3.00pm
Prime Minister Helen Clark has warned the United States and Britain that they may live to regret unleashing the "law of the jungle" in international relations.
In an interview in the British newspaper the Guardian, Helen Clark is reported to have warned that the United States and its allies had created a dangerous precedent by going to war without a UN resolution.
"This is a century which is going to see China emerge as the largest economy, and usually with economic power comes military clout," she said.
"In the world we are constructing, we want to know (that the system) will work whoever is the biggest and the most powerful."

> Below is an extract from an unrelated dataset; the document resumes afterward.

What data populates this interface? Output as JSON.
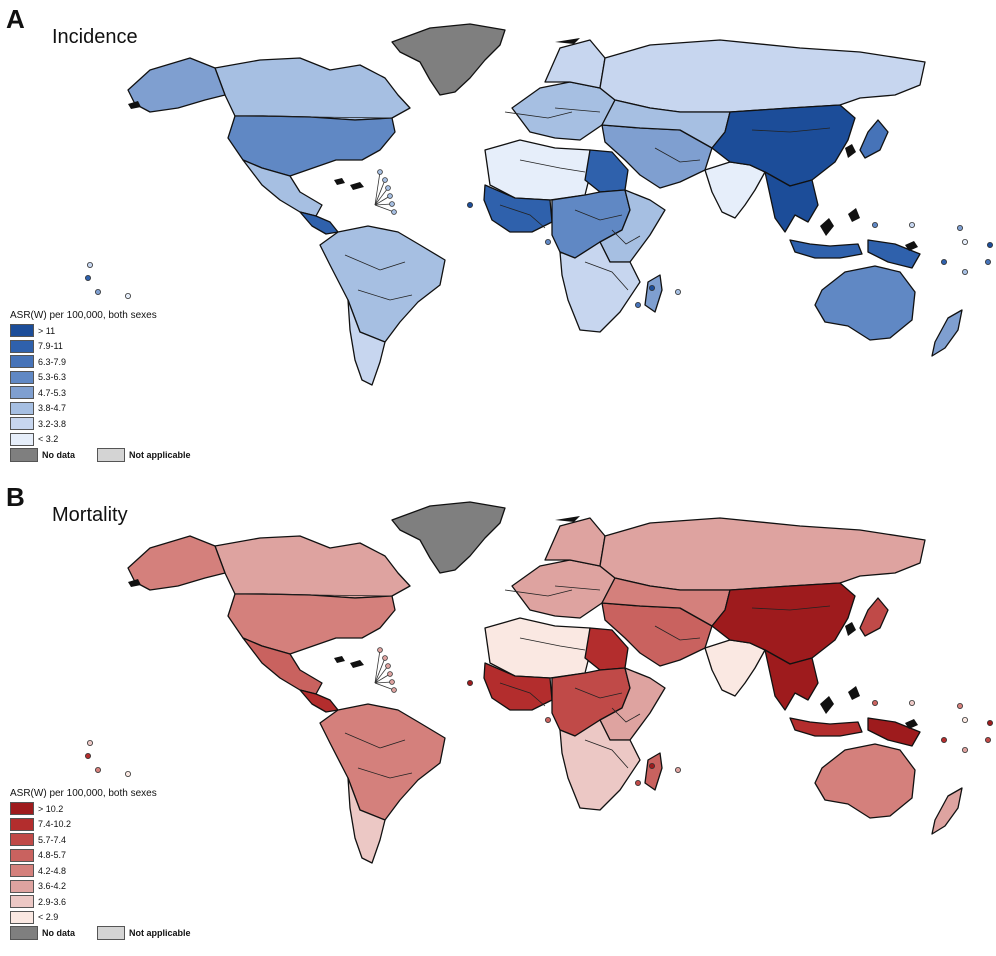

In the interview published today, the Prime Minister said she understood why Britain had stood beside the US, its closest ally. But New Zealand had taken a different view, because of the danger of setting a precedent for ignoring the UN.
"It would be very easy for a country like New Zealand to make excuses and think of justifications for what its friends were doing, but we would have to be mindful that we were creating precedents for others also to exit from multilateral decision making," she said.
"I don't want precedents set, regardless of who is seen as the biggest kid on the block."
Miss Clark said the damage to the UN had to be repaired to prevent the world returning to 19th century style anarchy in international relations, which could leave countries like New Zealand at the mercy of the great powers.
"New Zealand has always argued for the rights of small states," she said.
The Guardian noted that the wartime Labour Prime Minister Peter Fraser, helped to write the UN's founding charter.
"We saw the UN as a fresh start for a world trying to work out its problems together rather than a return to a 19th century world where the great powers carved it up ... Who wants to go back to the jungle?"
The multilateral system had been damaged by the rifts over Iraq, but countries were now redoubling their efforts to cooperate in the Doha round of global trade talks, she said.
Helen Clark left Britain yesterday to return home.